L’édito de Fabrice Grosfilley : poubelles et communication

Des sacs blancs éventrés. Des sacs bleus qui ne devraient pas être là. Des sacs oranges sortis le mauvais jour. Depuis le début de la semaine, le ramassage des sacs-poubelles est donc le sujet de conversation numéro 1 en Région Bruxelloise. Avec une série de bourgmestres et d’échevins qui frappent fort. Des photos qu’on publie sur les réseaux sociaux. Des demandes de collecte de rattrapage. Des prophéties catastrophes où on affirme que certains sacs vont rester en rue pendant une semaine. Bref, en matière de déchet, Bruxelles serait en train de connaitre une situation à la parisienne ou à la napolitaine lorsque les déchets de ces deux grandes villes n’étaient plus ramassés.  À Paris, il y a quelques mois pour cause de grève des éboueurs. À Naples, dans les années 2000, notamment en 2007, lorsque les décharges étaient saturées faute d’infrastructures suffisante. Bref en matière de déchets, on ne serait pas loin de l’alerte enlèvement.

Honnêtement, on n’en est pas là. Pour ceux qui comme moi traversent chaque jour plusieurs communes, la situation semblent relativement sous contrôle à ce stade (ça ne fait que 3 jours, vous me direz). Il y a certes des sacs qui ne sont pas sortis le bon jour, à la bonne heure. On voit effectivement des sacs blancs éventrés par les corneilles ou les renards. Mais la bonne foi nous oblige à préciser que c’était déjà le cas avant cette réforme. Il y a toujours eu un problème de poubelles sorties le mauvais jour, ou mal protégés. Et ces sacs plastiques à l’odeur alléchante et à portée des animaux, ce n’est évidement pas ce qu’on fait le mieux. Une véritable amélioration passerait par l’emploi de conteneurs rigides ou l’installation de bulles de collectes, mais ce n’est pas le début du jour.

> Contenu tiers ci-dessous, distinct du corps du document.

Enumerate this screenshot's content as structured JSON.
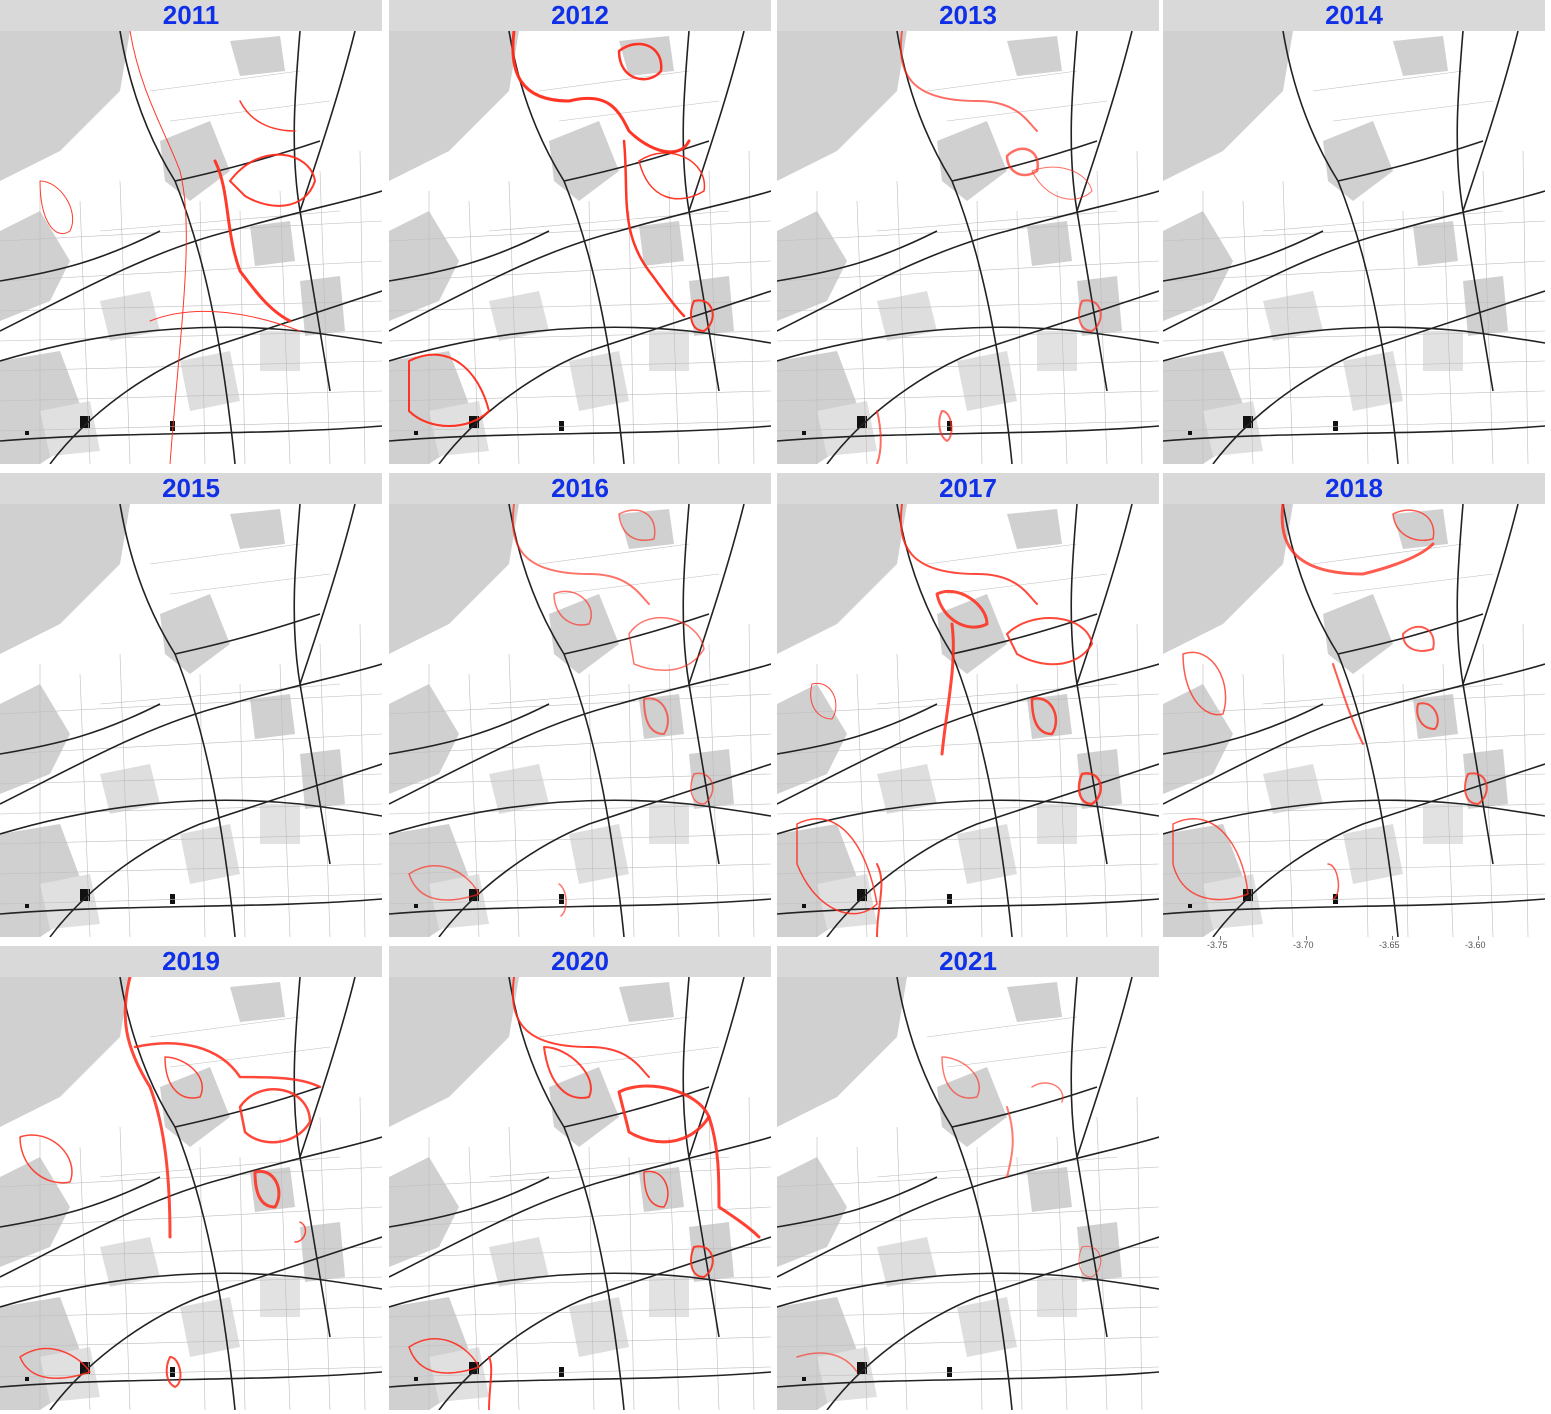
{
  "panels": [
    {
      "year": "2011",
      "intensity": 0.95
    },
    {
      "year": "2012",
      "intensity": 1.0
    },
    {
      "year": "2013",
      "intensity": 0.55
    },
    {
      "year": "2014",
      "intensity": 0.0
    },
    {
      "year": "2015",
      "intensity": 0.0
    },
    {
      "year": "2016",
      "intensity": 0.5
    },
    {
      "year": "2017",
      "intensity": 0.85
    },
    {
      "year": "2018",
      "intensity": 0.7
    },
    {
      "year": "2019",
      "intensity": 0.85
    },
    {
      "year": "2020",
      "intensity": 0.9
    },
    {
      "year": "2021",
      "intensity": 0.45
    }
  ],
  "x_axis": {
    "ticks": [
      "-3.75",
      "-3.70",
      "-3.65",
      "-3.60"
    ]
  },
  "colors": {
    "title_text": "#1030e8",
    "strip_bg": "#d9d9d9",
    "track": "#ff2a1a",
    "landuse": "#cfcfcf",
    "road": "#222222"
  }
}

Faut-il laisser le bénéfice du doute à cette réforme des collectes ? La réponse est très politique. Ceux qui sont dans l’opposition ou qui ont déjà un œuf à peler avec Bruxelles-Propreté ou avec le ministre de l’Environnement Alain Maron se saisiront de ce nouvel os à ronger qui leur est si facilement offert. Ils stigmatiseront l’impréparation, le manque de communication, un dispositif insuffisant… ils pourront aussi souligner le manque d’enthousiasme du personnel de l’Agence Bruxelles-Propreté où les syndicats menacent de faire grève  (de là à penser qu’il pourrait même y avoir un sabotage interne, c’est un pas que nous ne franchirons pas). Du côté du ministre ou de la direction de l’agence, on demandera de la patience. On soulignera qu’il n’est pas anormal qu’un tel changement ne se fasse pas en un jour. Que ce sont surtout les habitants qui doivent prendre conscience que le calendrier a changé et que chacun doit faire un petit effort, que la propreté, c’est l’affaire de tous, une question de civisme, et qu’il est politiquement un peu facile de vouloir tout faire porter sur quelques épaules.

Point de vue extérieur de journaliste en essayant de ne pas tomber dans l’irrationnel : non, la situation n’est pas catastrophique.  Que les dysfonctionnements fassent l’objet de nombreux commentaires est surtout le signe que la campagne électorale approche. En revanche, il y a bien un point sur lequel on doit s’arrêter et sur lequel Alain Maron, gouvernement bruxellois dans son ensemble et les administrations feraient bien de méditer. C’est le problème de la communication : distribuer quelques prospectus (dont la lisibilité et la mise en page sont discutables)  à l’évidence cela ne suffit pas. Quand on veut faire connaitre quelque chose à tous les Bruxellois, il faut mettre le paquet. Des spots à la télé et à la radio, des affiches sur les bus, des distributions de tracts sur les marchés, des vidéos sur les réseaux sociaux, du porte-à-porte… on n’a rien vu de tout cela. Si on veut vraiment faire circuler l’information dans une population aussi diversifiée et éclatée que la population bruxelloise, il faut un dispositif conséquent qui allie de la communication de masse pour toucher tout le monde, et de la communication ciblée pour entrer dans chaque quartier et chaque communauté. Cela a un prix… et visiblement, on n’est pas toujours prêt à le payer. C’était vrai au moment de l’épidémie de Covid-19 quand il fallait communiquer sur les mesures sanitaires ou sur les campagnes de vaccination. C’est vrai maintenant pour les sacs-poubelles. Et cela risque de l’être encore pour d’autres dossiers à l’avenir.